Guess what? This new form of travel lets you see where your ancestors lived allowing you to physically experience aspects of their lives firsthand.

A tourist ruminating over a grave of his ancestor throughout his travel journey

What Is Genealogy Tourism?

Also called roots tourism, Genealogy tourism refers to the form of travel that people undertake in order to trace their family lineage or hunt for their ancestors, taking them to places of their ancestral origin.

Being popular especially in places that have witnessed mass emigration, travel companies such as Ancestry.com, FamilySearch.org or Genes Reunited are picking up on this new trend offering specialized packages.

The country’s national archives can prove to be the starting point before digging up your ancestral knowledge with names, deaths, marriage certificates, immigration, electoral polls as well as towns of origin.

You can trace your origins using sites like Ancestry.com

As a matter of fact, people didn’t travel much generally before the latter half of the 20th century which makes it easier to flag names to places.

Genealogy Tourism Offers A Sense Of Discovery By Allowing You To Step Back In Time

A trip down the memory lane can be different from the bubble-like environment of theme parks, all-inclusive resorts, showy tourist attractions, and cruises as it offers a more authentic and real-life experience.

A 31-year-old-man, Asher Charles Wesley who hails from Coimbatore set out to find about his paternal grandfather taking off to Sri Lanka on this unscripted journey.

He didn’t have resources except for a single clue given by his father stating the location of his grandfather’s shop between the railway station and Hemachandra Transport Corporation in Central Province, Sri Lanka.

After several conversations with random strangers and numerous calls, he was in tears when he met up a Mrs.
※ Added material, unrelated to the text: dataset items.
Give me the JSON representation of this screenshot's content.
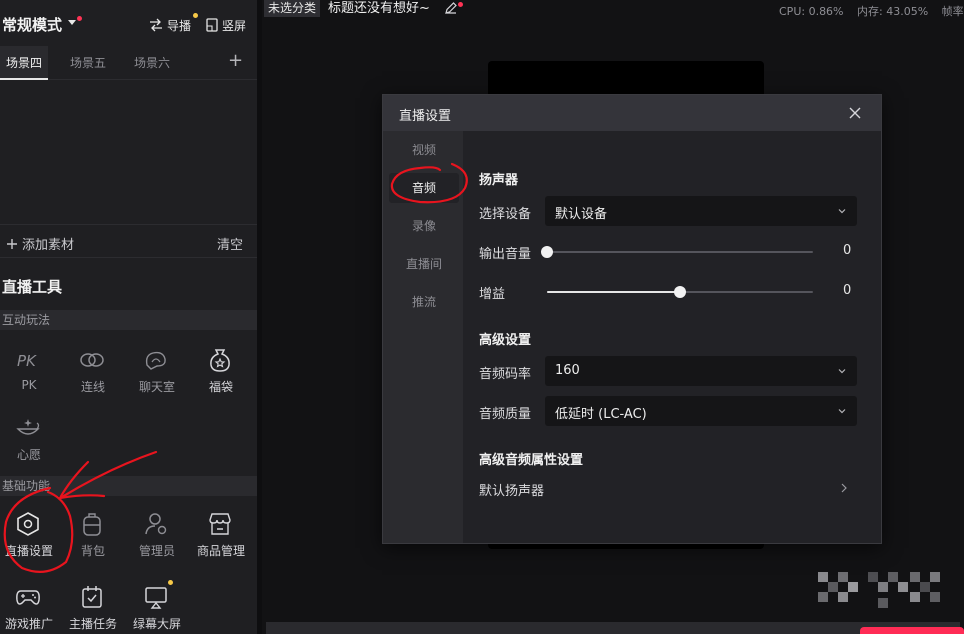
{
  "left_panel": {
    "mode_title": "常规模式",
    "guide_label": "导播",
    "portrait_label": "竖屏",
    "scene_tabs": [
      "场景四",
      "场景五",
      "场景六"
    ],
    "add_material": "添加素材",
    "clear": "清空",
    "tools_title": "直播工具",
    "interactive_section": "互动玩法",
    "interactive_tools": [
      "PK",
      "连线",
      "聊天室",
      "福袋",
      "心愿"
    ],
    "basic_section": "基础功能",
    "basic_tools": [
      "直播设置",
      "背包",
      "管理员",
      "商品管理",
      "游戏推广",
      "主播任务",
      "绿幕大屏"
    ]
  },
  "topbar": {
    "category": "未选分类",
    "stream_title": "标题还没有想好~",
    "cpu": "CPU: 0.86%",
    "memory": "内存: 43.05%",
    "framerate": "帧率"
  },
  "dialog": {
    "title": "直播设置",
    "nav": [
      "视频",
      "音频",
      "录像",
      "直播间",
      "推流"
    ],
    "active_nav": "音频",
    "speaker_section": "扬声器",
    "select_device_label": "选择设备",
    "select_device_value": "默认设备",
    "output_volume_label": "输出音量",
    "output_volume_value": "0",
    "output_volume_level": 0,
    "gain_label": "增益",
    "gain_value": "0",
    "gain_level": 0.5,
    "advanced_section": "高级设置",
    "bitrate_label": "音频码率",
    "bitrate_value": "160",
    "quality_label": "音频质量",
    "quality_value": "低延时 (LC-AC)",
    "advanced_audio_section": "高级音频属性设置",
    "default_speaker": "默认扬声器"
  },
  "colors": {
    "accent_red": "#ff3355",
    "badge_yellow": "#f7c948",
    "annotation_red": "#e8141e"
  }
}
N who knew his grandfather well as she frequented his shop.

When this unknown hero spoke about his grandfather being calm and donning a beard in his last days, he was taken by this immersive experience that connects you to people in a way that is a level beyond what mere reports or documents can take you.
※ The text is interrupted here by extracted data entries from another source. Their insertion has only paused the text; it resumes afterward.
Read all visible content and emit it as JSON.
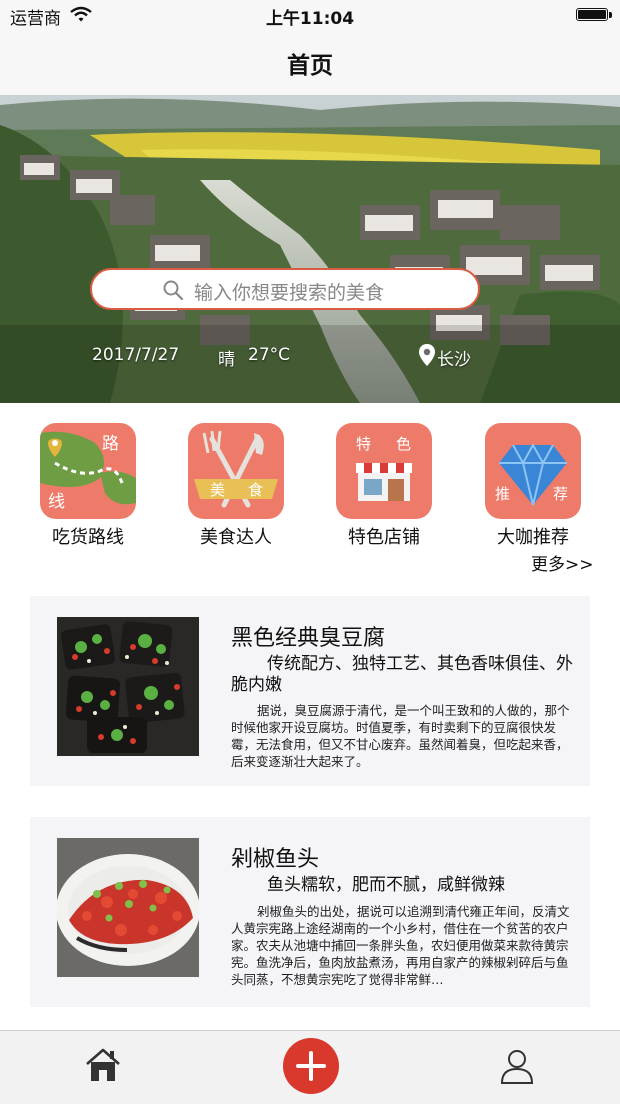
{
  "status_bar": {
    "carrier": "运营商",
    "time": "上午11:04"
  },
  "nav": {
    "title": "首页"
  },
  "hero": {
    "search_placeholder": "输入你想要搜索的美食",
    "date": "2017/7/27",
    "weather": "晴",
    "temperature": "27°C",
    "city": "长沙"
  },
  "categories": [
    {
      "label": "吃货路线",
      "icon_text_1": "路",
      "icon_text_2": "线"
    },
    {
      "label": "美食达人",
      "icon_text_1": "美",
      "icon_text_2": "食"
    },
    {
      "label": "特色店铺",
      "icon_text_1": "特",
      "icon_text_2": "色"
    },
    {
      "label": "大咖推荐",
      "icon_text_1": "推",
      "icon_text_2": "荐"
    }
  ],
  "more_label": "更多>>",
  "dishes": [
    {
      "title": "黑色经典臭豆腐",
      "subtitle": "传统配方、独特工艺、其色香味俱佳、外脆内嫩",
      "description": "据说，臭豆腐源于清代，是一个叫王致和的人做的，那个时候他家开设豆腐坊。时值夏季，有时卖剩下的豆腐很快发霉，无法食用，但又不甘心废弃。虽然闻着臭，但吃起来香，后来变逐渐壮大起来了。"
    },
    {
      "title": "剁椒鱼头",
      "subtitle": "鱼头糯软，肥而不腻，咸鲜微辣",
      "description": "剁椒鱼头的出处，据说可以追溯到清代雍正年间，反清文人黄宗宪路上途经湖南的一个小乡村，借住在一个贫苦的农户家。农夫从池塘中捕回一条胖头鱼，农妇便用做菜来款待黄宗宪。鱼洗净后，鱼肉放盐煮汤，再用自家产的辣椒剁碎后与鱼头同蒸，不想黄宗宪吃了觉得非常鲜…"
    }
  ],
  "colors": {
    "accent": "#d9392c",
    "icon_bg": "#ee7b6a",
    "search_border": "#d95c43"
  },
  "tab_icons": [
    "home-icon",
    "add-icon",
    "user-icon"
  ]
}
Another ethereal experience was a family’s trip from Salt Lake City in Utah to Switzerland scouring through records going back to the 1400s and discovering the first person with the family’s surname.
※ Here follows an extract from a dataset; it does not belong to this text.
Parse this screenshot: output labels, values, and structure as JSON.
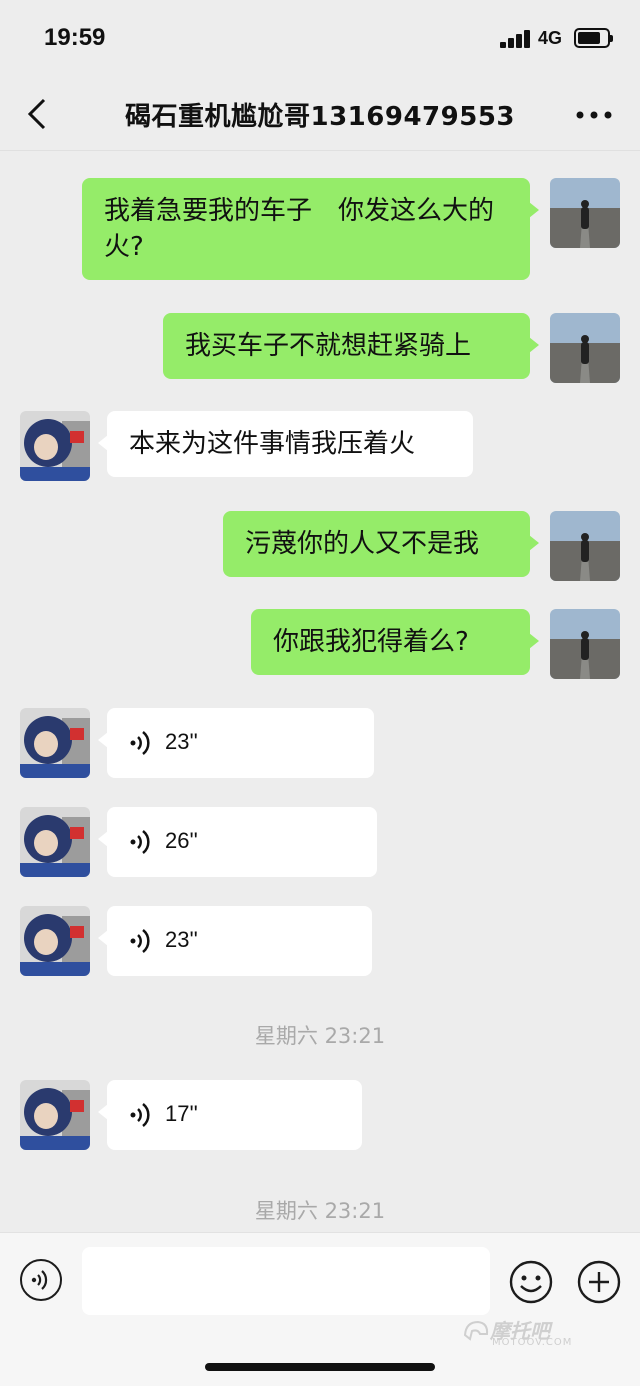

They ended up organizing a small reunion meeting and greeting many distant cousins upon further examination of the charts and family trees.

This is what Kylie Bennet had to say in his 30-year-old genealogy career after connecting a family by charting over 600 years,

“The hands-on, physical experience is what’s most appealing. It takes it to another level when you can go and physically experience and be in the space where those things that we’re talking about in your family book or documents actually happened or where your ancestors actually lived.”

How Is Genealogy Tourism Becoming A Growing Industry?

It’s fair to say that genealogy tourism can be an obvious incentive when planning a vacation as it offers a neat reason to travel for a purpose. Popular TV shows such as Who Do You Think You Are has spurred people to yearn for the stories of their ancestors instead of plainly marking off names on the pedigree chart.

Researching family trees has become a lot easier with accessible web services along with the digitization of human records.

Who Do You Think You Are?

With the digitization of personal data such as birth, marriage and death records and nominal genetic testing, Ancestry.com has sold more than 10 million DNA test kits since its launch in 1983.

An average person can send in a saliva sample for $100 and receive an estimate about his ethnicity including the names of people matching his DNA within four to six weeks.